Commodities and Precious Metals CFDs

Commodity trading is commonly associated with futures, trading on the value of wheat or pork bellies for a certain month in the future. Originally a useful tool for hedging costs for the users and providers of these commodities, the futures market nowadays is used much more for speculative trading than for production purposes.

Trading CFDs for commodities and precious metals provides a new and convenient method of profiting from price changes in the basic elements of the markets. With the contract for difference, you are making a trade on the possible value of the item and never have a question of taking delivery or having to store any of the goods.

The great thing about using cfd trading for this activity is that you do not need to set up a separate account, as you may have to if you choose to deal in stocks and in futures, for instance. Your broker should be able to trade CFDs in whatever market you want to become involved with. The other advantage of CFDs is that you can go short as well as go long, and this is just as easily accomplished, which allows you to profit whether the market goes up or down.

Commodity CFDs are available for all the usual markets that you would trade on futures. This includes agricultural products such as corn, wheat, and livestock, and energy products such as oil and gas. Precious metals such as gold and silver can also be traded as contracts for difference, and because of the way the market is set up, you are able to trade in overseas markets just as simply as in the home market.

CFD pricing for commodities is based on the nearest month futures market, and the contract for difference may be automatically rolled over onto the next contract when each monthly contract expires. This means that there may be account adjustments, up or down, around the expiration date. As with all contracts for difference, commodities CFDs are marked to market, and you should expect that the value of your account will vary each day.

The fact that these contracts can automatically roll over should reassure you that you will not suddenly receive a delivery of, say, pork bellies, as in theory you could if you trade futures and neglected to take action on expiration. CFDs are always settled by payment, rather than with the underlying goods. Instead of automatically rolling the contract over, some brokers will instead provide cash settlement each month, along with an offer to manually roll over the contract to the next month’s futures.

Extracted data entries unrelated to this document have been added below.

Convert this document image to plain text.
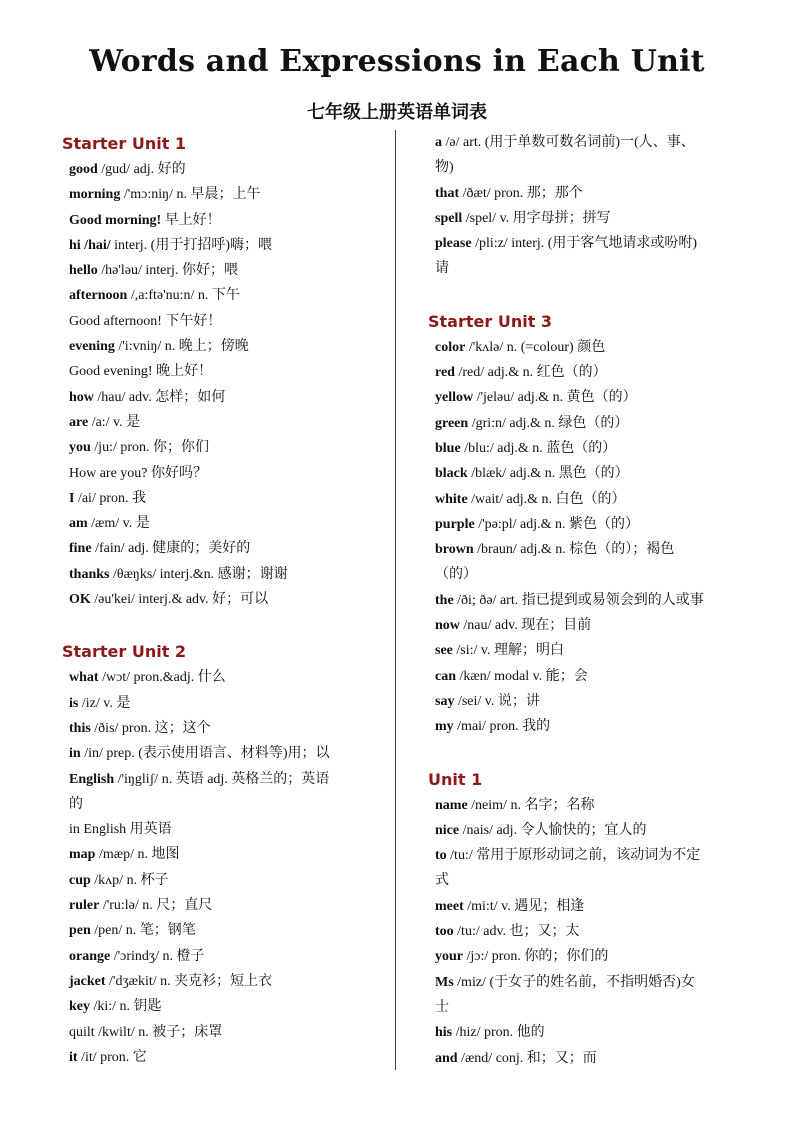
Words and Expressions in Each Unit
七年级上册英语单词表
Starter Unit 1
good /gud/ adj. 好的
morning /'mɔ:niŋ/ n. 早晨；上午
Good morning! 早上好！
hi /hai/ interj. (用于打招呼)嗨；喂
hello /hə'ləu/ interj. 你好；喂
afternoon /,a:ftə'nu:n/ n. 下午
Good afternoon! 下午好！
evening /'i:vniŋ/ n. 晚上；傍晚
Good evening! 晚上好！
how /hau/ adv. 怎样；如何
are /a:/ v. 是
you /ju:/ pron. 你；你们
How are you? 你好吗？
I /ai/ pron. 我
am /æm/ v. 是
fine /fain/ adj. 健康的；美好的
thanks /θæŋks/ interj.&n. 感谢；谢谢
OK /əu'kei/ interj.& adv. 好；可以
Starter Unit 2
what /wɔt/ pron.&adj. 什么
is /iz/ v. 是
this /ðis/ pron. 这；这个
in /in/ prep. (表示使用语言、材料等)用；以
English /'iŋgliʃ/ n. 英语 adj. 英格兰的；英语
的
in English 用英语
map /mæp/ n. 地图
cup /kʌp/ n. 杯子
ruler /'ru:lə/ n. 尺；直尺
pen /pen/ n. 笔；钢笔
orange /'ɔrindʒ/ n. 橙子
jacket /'dʒækit/ n. 夹克衫；短上衣
key /ki:/ n. 钥匙
quilt /kwilt/ n. 被子；床罩
it /it/ pron. 它
a /ə/ art. (用于单数可数名词前)一(人、事、
物)
that /ðæt/ pron. 那；那个
spell /spel/ v. 用字母拼；拼写
please /pli:z/ interj. (用于客气地请求或吩咐)
请
Starter Unit 3
color /'kʌlə/ n. (=colour) 颜色
red /red/ adj.& n. 红色（的）
yellow /'jeləu/ adj.& n. 黄色（的）
green /gri:n/ adj.& n. 绿色（的）
blue /blu:/ adj.& n. 蓝色（的）
black /blæk/ adj.& n. 黑色（的）
white /wait/ adj.& n. 白色（的）
purple /'pə:pl/ adj.& n. 紫色（的）
brown /braun/ adj.& n. 棕色（的）；褐色
（的）
the /ði; ðə/ art. 指已提到或易领会到的人或事
now /nau/ adv. 现在；目前
see /si:/ v. 理解；明白
can /kæn/ modal v. 能；会
say /sei/ v. 说；讲
my /mai/ pron. 我的
Unit 1
name /neim/ n. 名字；名称
nice /nais/ adj. 令人愉快的；宜人的
to /tu:/ 常用于原形动词之前，该动词为不定
式
meet /mi:t/ v. 遇见；相逢
too /tu:/ adv. 也；又；太
your /jɔ:/ pron. 你的；你们的
Ms /miz/ (于女子的姓名前，不指明婚否)女
士
his /hiz/ pron. 他的
and /ænd/ conj. 和；又；而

Given that you could use futures contracts to trading commodities, why would you choose to use CFDs? The margin rate, that is the money that you pay for the leverage that you enjoy, is similar between CFDs and futures, so the interest payments would not make a significant difference. You may find that the margin requirements for CFD trading are less than for futures, as they are typically around 5%, which would mean you need to put up less money for the quantity you want to trade.

However, if you are a smaller trader and do not wish to be involved with the quantities specified in futures contracts you will find that the CFD is a boon. Commodities CFDs are usually traded with a size of “one”, the units depending on the commodity being traded. For instance, a CFD for oil would be based on one barrel, while a CFD for gold would specify 1 ounce. Having said that, some brokers will require that you trade a minimum size, for example you may have to trade 25 barrels of oil, but you will still find the quantities are far less than required in futures contracts.

The other limitation with futures contracts is that they are settled on a certain day of the month, and there is no flexibility in that. With contracts for difference, although they may be affected by the futures settlements you have no compulsion to close your trade at any particular time.

As with many CFDs, there is no commission charged for trading, but the broker’s profit is built into the pricing. There is a spread or margin between the buy and sell prices, which allows the broker to make money for providing the service. In other ways, the commodities CFDs operate similarly to those on other financial securities. You will be charged interest for each day that you hold the CFD trade, if you’re in a long position, or you will receive interest if you take the short position. You should look for a trading platform that allows transparent pricing in order to ensure that you are not paying more than the market rate for the CFD.

Of course, you should be aware that there are downsides to trading CFDs on commodities and precious metals, and these arise in similar ways and for similar reasons to the disadvantages and risks in futures trading. With a leveraged financial product, your gains are multiplied, but so are your potential losses.

If you misread the market, and have a losing trade, then the leverage that you enjoyed for multiplying your profits will work against you, and can cause you to lose more than your account. This may result in the broker issuing you a margin call to submit more funds, and can even mean that you must find more money than in your original account.

There are risks in all trading activity, and if you wish to have the advantages of gearing or leveraging your money then you must accept responsibility for your choices. Such risks are inherent in all trading, and CFDs provide you with a convenient and affordable method to make a profit from commodity and precious metal price changes.